Suatu pagi di sudut kota Bogor.

"Bang, yang satu gak pake bihun, yang satunya pake taoge tapi gak pake tahu, terus yang satunya lagi kecapnya dikit aja ya," kata seorang ibu muda sembari menggendong anaknya yang masih berusia sekitar satu tahun.

Si abang ketoprak itu hanya mengangguk, lalu mulai meracik bumbu andalannya.

"O iya, yang pake taoge tapi gak pake tahu, pedesnya dikit ya bang. Kalo yang dua, pedesnya sedeng aja," si ibu kembali me-request yang lagi-lagi hanya dibalas anggukan oleh si abang.

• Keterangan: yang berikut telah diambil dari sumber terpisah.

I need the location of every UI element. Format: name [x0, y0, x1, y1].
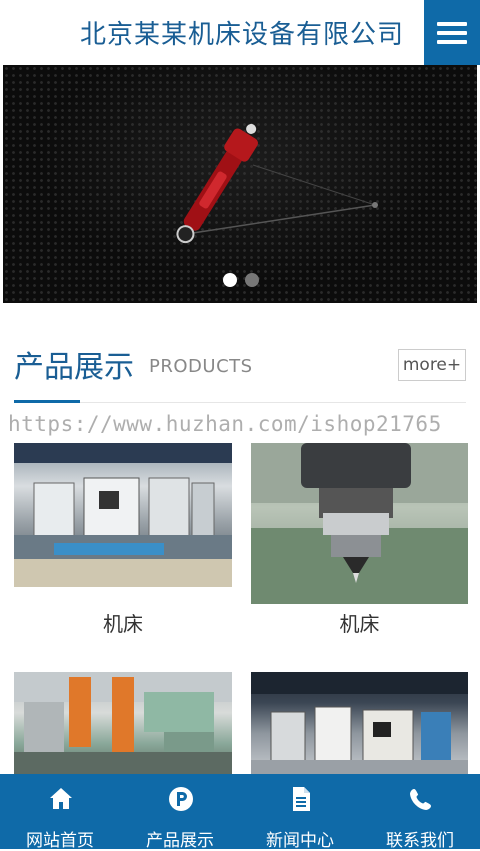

Lalu ada pembeli lagi. Kali ini remaja perempuan.

"Bungkus empat ya bang. Yang satu sedeng, yang satu pedes, yang satunya pedes banget, terus yang satu lagi lontongnya dikit aja," remaja itu langsung melontarkan request-nya.

"Siap neng.. Bentar ya, bikinin buat ibu ini dulu," kata si abang sambil mesam-mesem.

"Oke deh, cepetan dikit ya bang," mata remaja itu tertuju pada smartphone yang dipegangnya lalu ngetwit, "Ciyus deh, lama beut nih si abang. #HuFtBanGeDh." Mungkin.

Kebetulan aku belum melontarkan request seperti ibu-ibu itu. Tidak seperti kepada pembeli sebelumnya, kali ini si abang sendiri yang bertanya tentang pesananku.

"Mau berapa bungkus mas?" 

Hmm, syukurlah, biasanya aku dipanggil pak. "Satu aja bang, makan sini. Pedes ya!"

"Pedes biasa apa pedes banget? Pake taoge? Pake bihun?"

Aku merenung sejenak.

"Emmm, yang nerima saya apa adanya aja bang. Saling mengerti kesibukan masing-masing, gak pundungan. Gak cantik juga gapapa, yang penting gak beda-beda jauh sama Jennifer Anniston deh," entah kenapa aku serasa sedang berada di acara Take Me Out versi di bawah pohon rindang.

Kemudian terjadi keheningan yang panjang di bawah pohon rindang itu.